Tags: #Intriga, Policíaco

Mientras las oscuras aguas del Rin se evaporaban en una fina neblina azul y el dorado sol se elevaba por encima de los dioses, que despertaban en Valhalla, mi mente discurría como una calculadora. Me obsesionaba aquella idea. Estaba segura de saber cómo robar una gran cantidad de dinero y quería ponerme a prueba de inmediato.

Aunque en
El oro del Rin
no hay intermedios, cuando se tiene asiento en un palco se puede entrar y salir a discreción, como la realeza. Sólo tenía que cruzar la calle para ir a mi despacho del centro de cálculo del banco. Así pues, me eché la capa empapada sobre el vestido empapado, bajé la escalinata de mármol y salí a la noche wagneriana.

Las calles estaban aún mojadas y relucientes y el macadán parecía regaliz. Los faros de los coches proyectaban su luz sobre la superficie del pavimento y, en medio de la niebla, me producían la extraña impresión de que éstos circulaban al revés bajo el agua.

Me sentí como si también yo me estuviera ahogando. Mi estado de ánimo había sufrido un buen remojón; me estaba hundiendo en el pozo negro de mi propia carrera, caía en él por tercera vez. Mi jefe era la oscura nube que agitaba las aguas.

A primera hora de esa misma noche, cuando me había dejado caer por mi despacho tras un largo día de reuniones agotadoras y dispuesta ya a ir a la Ópera, me había encontrado las luces apagadas, las cortinas corridas y a mi jefe sentado en la oscuridad tras mi mesa. Llevaba gafas de sol.

Mi jefe era uno de los vicepresidentes decanos del Banco del Mundo; no se puede llegar mucho más arriba. Se llamaba Kislick Willingly III y, a pesar de que mis subordinados habían ideado infinidad de nombres imaginativos para referirse a él a sus espaldas, la mayoría de la gente le llamaba Kiwi a la cara.

Kiwi procedía de la zona central de Estados Unidos, la parte que yo llamo el Interior, y había deseado ser ingeniero. Llevaba siempre una regla de cálculo colgada del cinturón y camisas de manga corta con un «protector de bolsillos» de plástico lleno de bolígrafos, entre los que figuraba un lápiz de delineante, por si se le pedía que dibujara algo, y una pluma estilográfica de oro, por si le pedían que firmara algo. También llevaba rotuladores de colores; así, cuando se le ocurría una idea de improviso, podía precipitarse al interior del primer despacho que tuviera a mano e ilustrar sus pensamientos sobre una pizarra Vileda.
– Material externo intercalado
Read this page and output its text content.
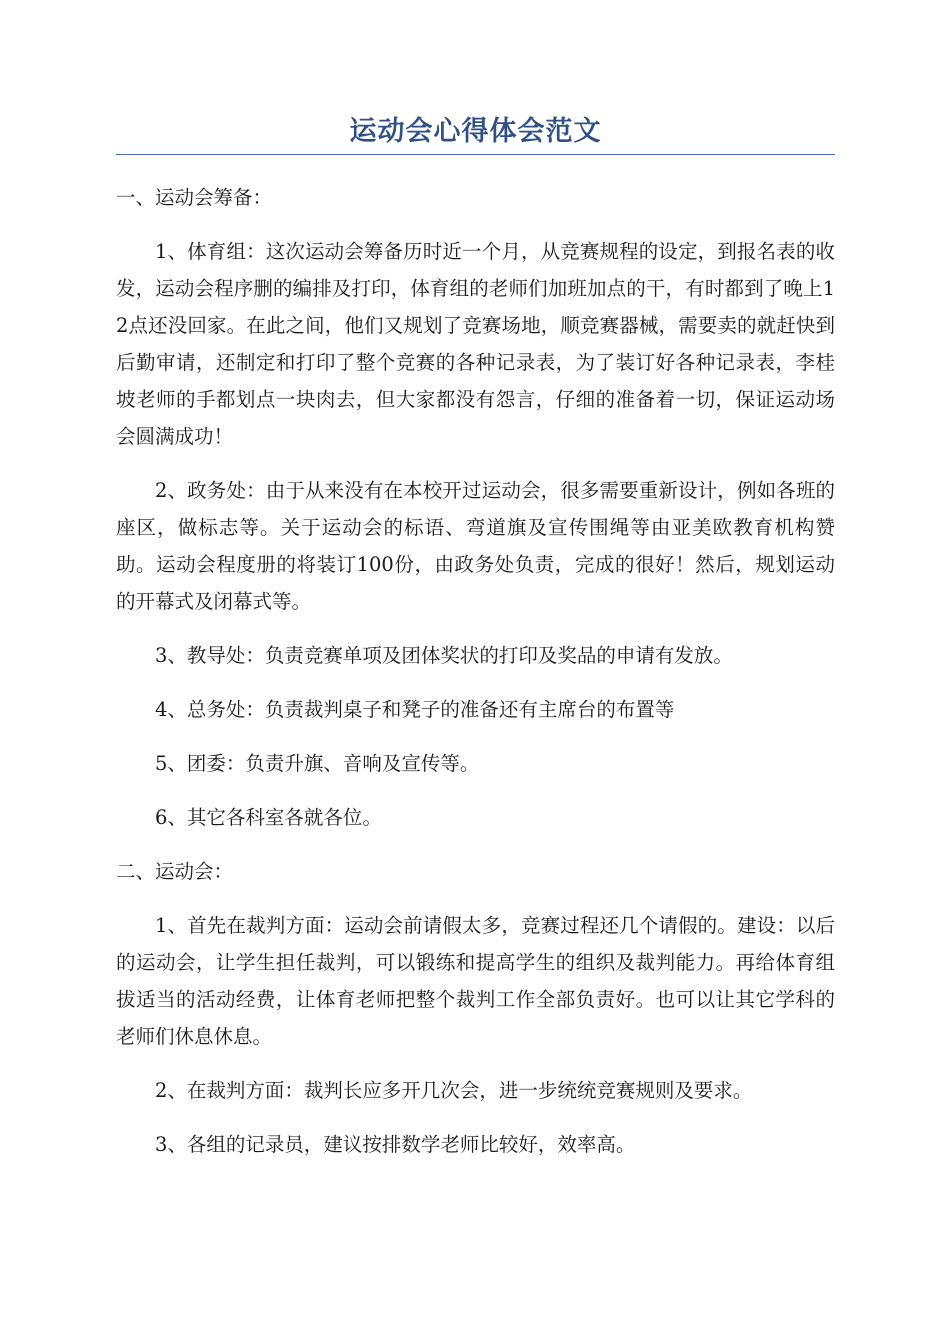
运动会心得体会范文

一、运动会筹备：

1、体育组：这次运动会筹备历时近一个月，从竞赛规程的设定，到报名表的收发，运动会程序删的编排及打印，体育组的老师们加班加点的干，有时都到了晚上12点还没回家。在此之间，他们又规划了竞赛场地，顺竞赛器械，需要卖的就赶快到后勤审请，还制定和打印了整个竞赛的各种记录表，为了装订好各种记录表，李桂坡老师的手都划点一块肉去，但大家都没有怨言，仔细的准备着一切，保证运动场会圆满成功！

2、政务处：由于从来没有在本校开过运动会，很多需要重新设计，例如各班的座区，做标志等。关于运动会的标语、弯道旗及宣传围绳等由亚美欧教育机构赞助。运动会程度册的将装订100份，由政务处负责，完成的很好！然后，规划运动的开幕式及闭幕式等。

3、教导处：负责竞赛单项及团体奖状的打印及奖品的申请有发放。

4、总务处：负责裁判桌子和凳子的准备还有主席台的布置等

5、团委：负责升旗、音响及宣传等。

6、其它各科室各就各位。

二、运动会：

1、首先在裁判方面：运动会前请假太多，竞赛过程还几个请假的。建设：以后的运动会，让学生担任裁判，可以锻练和提高学生的组织及裁判能力。再给体育组拔适当的活动经费，让体育老师把整个裁判工作全部负责好。也可以让其它学科的老师们休息休息。

2、在裁判方面：裁判长应多开几次会，进一步统统竞赛规则及要求。

3、各组的记录员，建议按排数学老师比较好，效率高。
Normalmente, Kiwi era un hombre alegre y entusiasta que había alcanzado una posición y un salario elevados a base de apuñalar por la espalda, alegre y entusiásticamente, a un gran número de sus colegas. En el mundo de la banca, a esta combinación de entusiasmo y traición se le da el nombre de «lumbrera política».

Kiwi había pertenecido al equipo de fútbol americano de su instituto y conservaba la capacidad de consumir grandes cantidades de cerveza. Su estómago se había dilatado en consonancia, por lo que a menudo le asomaban los faldones de la camisa fuera de los pantalones cuando corría por los pasillos dispuesto a firmar algo importante.

Su madre había insistido en que abandonara el fútbol americano, la cerveza y la fantasía de convertirse en ingeniero, para estudiar contabilidad, así que se convirtió en CPA (
Certified Public Accountant
). Pero ser contable le hizo desgraciado y, en mi opinión, provocó que surgiera su lado oscuro.

Su lado oscuro era algo digno de verse, porque realmente Kiwi descendía a las simas de la oscuridad cuando alguien desbarataba sus planes o él tenía la impresión de que no podía salirse con la suya. Empezaba por llevar gafas de sol con cristales negros en la oficina y con cristales de espejo en la calle. Corría las cortinas, apagaba todas las luces y dirigía las reuniones entre tinieblas. Las personas como yo pueden sentirse muy incómodas cuando las obligan a conversar con una voz sin cuerpo.

Cuando Kiwi se hallaba sumido en tales estados de ánimo, se deslizaba en los despachos de otros, apagaba las luces y se quedaba sentado en silencio, en lo que él llamaba un «estado de incógnito». Así lo había encontrado en mi despacho esa noche antes de ir a la Ópera.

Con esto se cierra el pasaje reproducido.